Após mais de uma década de atraso, no último sábado, 29 de março de 2024, evitando o dia 1º de abril, a Prefeitura da Cidade de Rio de Janeiro inaugurou o corredor TransBrasil do BRT com funcionamento limitado a poucas horas do dia, ao longo de grande parte da Avenida Brasil, como período de testes.

Para minimizar a propaganda negativa decorrente dos gigantescos congestionamentos, o funcionamento pleno foi antecipado para o fim se semana seguinte, sem qualquer iniciativa em relação ao fluxo dos demais veículos e a festa de caminhões circulando livremente em todas as faixas fora daquelas destinadas ao BRT.

Segundo a propaganda oficial, amplia a oferta de transporte de alta capacidade para passageiros, principalmente aqueles das zonas Norte e Oeste da capital e da Baixada Fluminense. Além disso, segundo a Prefeitura, o corredor poderá reduzir o tempo de viagem em até 50% no horário de pico. A primeira pergunta é: Para quem?

É difícil considerar este modal de alta capacidade, como já foi lamentavelmente observado em outros corredores. Além disso, se considerarmos o transporte ferroviário, não há possibilidades de comparação quantitativa. Acrescente-se que os trens conduzem diretamente à região central da capital, permitindo uma integração muito mais rápida e eficiente com metrô, VLT e linhas de ônibus.

O investimento efetivo na qualidade das ferrovias e seus vagões não é nenhuma novidade, há muito defendida pelos especialistas em transporte de massa, com ocorreu em um curto período há alguns anos, mas o sistema se deteriorou.

Algumas respostas se fazem necessárias para justificar o tempo e os custos desse empreendimento. Por quase uma década, seríssimos problemas diários e viários e todas suas consequências assolaram os diversos tipos de usuários daquela avenida considerada “via expressa”. Na prática, mais parece uma simples rua local sempre congestionada, sem qualquer intervenção do poder público para diminuir os inconvenientes crescentes.
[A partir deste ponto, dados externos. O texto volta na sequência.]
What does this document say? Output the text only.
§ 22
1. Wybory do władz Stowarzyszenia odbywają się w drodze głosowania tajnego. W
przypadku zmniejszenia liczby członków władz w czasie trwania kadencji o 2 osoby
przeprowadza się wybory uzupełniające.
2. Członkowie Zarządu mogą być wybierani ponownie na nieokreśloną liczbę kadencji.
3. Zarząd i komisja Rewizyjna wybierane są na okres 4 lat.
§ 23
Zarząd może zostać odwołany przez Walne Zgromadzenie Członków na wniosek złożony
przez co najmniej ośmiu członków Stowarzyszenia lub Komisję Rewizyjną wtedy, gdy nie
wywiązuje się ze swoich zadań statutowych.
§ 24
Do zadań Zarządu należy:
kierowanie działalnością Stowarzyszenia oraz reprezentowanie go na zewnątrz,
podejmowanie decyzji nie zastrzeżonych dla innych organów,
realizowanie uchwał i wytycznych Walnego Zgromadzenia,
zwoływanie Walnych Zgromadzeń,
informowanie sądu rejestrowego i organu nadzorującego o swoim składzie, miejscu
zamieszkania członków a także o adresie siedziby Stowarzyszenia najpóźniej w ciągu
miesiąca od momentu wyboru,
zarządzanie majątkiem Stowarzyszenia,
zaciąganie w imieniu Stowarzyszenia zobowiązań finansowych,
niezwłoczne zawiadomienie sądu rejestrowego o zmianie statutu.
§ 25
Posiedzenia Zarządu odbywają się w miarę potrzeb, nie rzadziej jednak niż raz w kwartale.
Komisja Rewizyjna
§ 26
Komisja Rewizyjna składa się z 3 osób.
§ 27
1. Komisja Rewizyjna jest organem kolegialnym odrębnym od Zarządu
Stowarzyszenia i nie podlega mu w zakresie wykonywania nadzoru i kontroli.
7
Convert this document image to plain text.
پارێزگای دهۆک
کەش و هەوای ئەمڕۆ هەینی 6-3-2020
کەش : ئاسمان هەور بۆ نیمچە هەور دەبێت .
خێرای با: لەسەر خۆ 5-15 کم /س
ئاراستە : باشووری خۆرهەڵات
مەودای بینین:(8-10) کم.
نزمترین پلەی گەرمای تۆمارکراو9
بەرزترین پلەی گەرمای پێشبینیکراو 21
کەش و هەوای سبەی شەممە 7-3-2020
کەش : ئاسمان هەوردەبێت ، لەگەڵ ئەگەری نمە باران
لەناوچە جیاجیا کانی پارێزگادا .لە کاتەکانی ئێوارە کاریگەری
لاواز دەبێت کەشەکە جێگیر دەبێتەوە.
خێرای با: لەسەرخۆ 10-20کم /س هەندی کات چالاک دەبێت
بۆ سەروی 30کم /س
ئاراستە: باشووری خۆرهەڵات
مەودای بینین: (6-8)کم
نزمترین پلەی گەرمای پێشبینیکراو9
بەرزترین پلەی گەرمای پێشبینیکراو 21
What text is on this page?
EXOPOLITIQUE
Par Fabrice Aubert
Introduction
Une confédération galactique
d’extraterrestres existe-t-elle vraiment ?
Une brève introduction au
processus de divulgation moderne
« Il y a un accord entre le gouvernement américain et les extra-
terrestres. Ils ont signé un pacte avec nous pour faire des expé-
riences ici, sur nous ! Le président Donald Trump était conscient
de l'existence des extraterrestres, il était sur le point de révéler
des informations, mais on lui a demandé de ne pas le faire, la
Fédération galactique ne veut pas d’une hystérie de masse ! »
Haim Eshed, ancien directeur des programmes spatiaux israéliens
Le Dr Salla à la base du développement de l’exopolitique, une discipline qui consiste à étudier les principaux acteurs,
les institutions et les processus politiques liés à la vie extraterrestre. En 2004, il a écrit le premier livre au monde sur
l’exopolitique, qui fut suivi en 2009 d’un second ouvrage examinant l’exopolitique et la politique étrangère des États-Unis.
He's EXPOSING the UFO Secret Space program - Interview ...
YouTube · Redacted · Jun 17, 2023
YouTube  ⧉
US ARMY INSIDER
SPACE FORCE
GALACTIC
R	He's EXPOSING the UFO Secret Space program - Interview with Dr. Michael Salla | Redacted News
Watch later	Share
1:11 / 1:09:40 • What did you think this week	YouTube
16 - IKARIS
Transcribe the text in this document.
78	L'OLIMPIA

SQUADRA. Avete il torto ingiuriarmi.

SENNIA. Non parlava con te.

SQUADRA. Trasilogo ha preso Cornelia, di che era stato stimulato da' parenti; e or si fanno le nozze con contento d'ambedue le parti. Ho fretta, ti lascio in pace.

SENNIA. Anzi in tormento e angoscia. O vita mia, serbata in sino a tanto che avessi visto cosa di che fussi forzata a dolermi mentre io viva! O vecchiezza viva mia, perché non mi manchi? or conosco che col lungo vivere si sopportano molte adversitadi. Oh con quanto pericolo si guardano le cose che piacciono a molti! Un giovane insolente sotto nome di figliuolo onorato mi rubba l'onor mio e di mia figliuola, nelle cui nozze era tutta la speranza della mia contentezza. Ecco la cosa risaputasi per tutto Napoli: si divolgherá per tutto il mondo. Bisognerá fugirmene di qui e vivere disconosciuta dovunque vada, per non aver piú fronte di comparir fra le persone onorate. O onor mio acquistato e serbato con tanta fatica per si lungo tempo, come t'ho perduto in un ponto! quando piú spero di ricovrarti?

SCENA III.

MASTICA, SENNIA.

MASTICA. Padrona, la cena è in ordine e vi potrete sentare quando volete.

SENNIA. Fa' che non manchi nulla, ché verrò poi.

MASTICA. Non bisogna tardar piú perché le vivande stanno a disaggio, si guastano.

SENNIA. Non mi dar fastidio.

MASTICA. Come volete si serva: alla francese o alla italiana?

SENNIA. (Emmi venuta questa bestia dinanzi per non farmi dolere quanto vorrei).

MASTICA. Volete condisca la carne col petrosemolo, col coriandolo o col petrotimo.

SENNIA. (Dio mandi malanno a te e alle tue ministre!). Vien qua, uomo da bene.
Desde o início das obras intermináveis, com sucessivas promessas não cumpridas de conclusão, muitos deixaram de utilizá-la, optando por outros caminhos, salvo extrema necessidade, assim como o fiz por falta de segurança, bolsões d’água durante e após temporais, a insuportável morosidade no fluxo do trânsito e outros tantos problemas recorrentes. Entre outras consequências, o censo do IBGE revelou que seu entorno imediato perdeu quase 33 mil moradores nos últimos 12 anos.

A Avenida Brasil, inaugurada na década de 1940, corta 26 bairros da cidade, principalmente regiões de baixa renda e, ainda segundo a prefeitura, a inauguração desse novo corredor de transporte rodoviário poderá facilitar o deslocamento desses usuários, nem sempre às margens da via. Portanto, será necessário utilizar linhas de ônibus acessórias, com denominações rebuscadas, para promover a ligação com o corredor principal, prejudicando o fluxo interno de alguns desses bairros.

A “Avenida” Brasil, passagem para milhares de passantes diários, pode ser considerada a principal “via expressa” da cidade.  Essas pessoas utilizam um transporte rodoviário de péssima qualidade para acessar suas atividades, principalmente na região Central e adjacências.  Esse público pode ser facilmente quantificado e qualificado, considerando seus locais de origem, destino, horários, redimensionando as linhas de ônibus que poderão ser substituídas pelo BRT.

No entanto, dificilmente o usuário dos trens trocará sua opção de modal, pois já conta com itinerário e horários definidos. Para estes, torna-se indispensável o investimento imediato nas ferrovias para tornar digno o acesso e retorno de suas atividades diárias.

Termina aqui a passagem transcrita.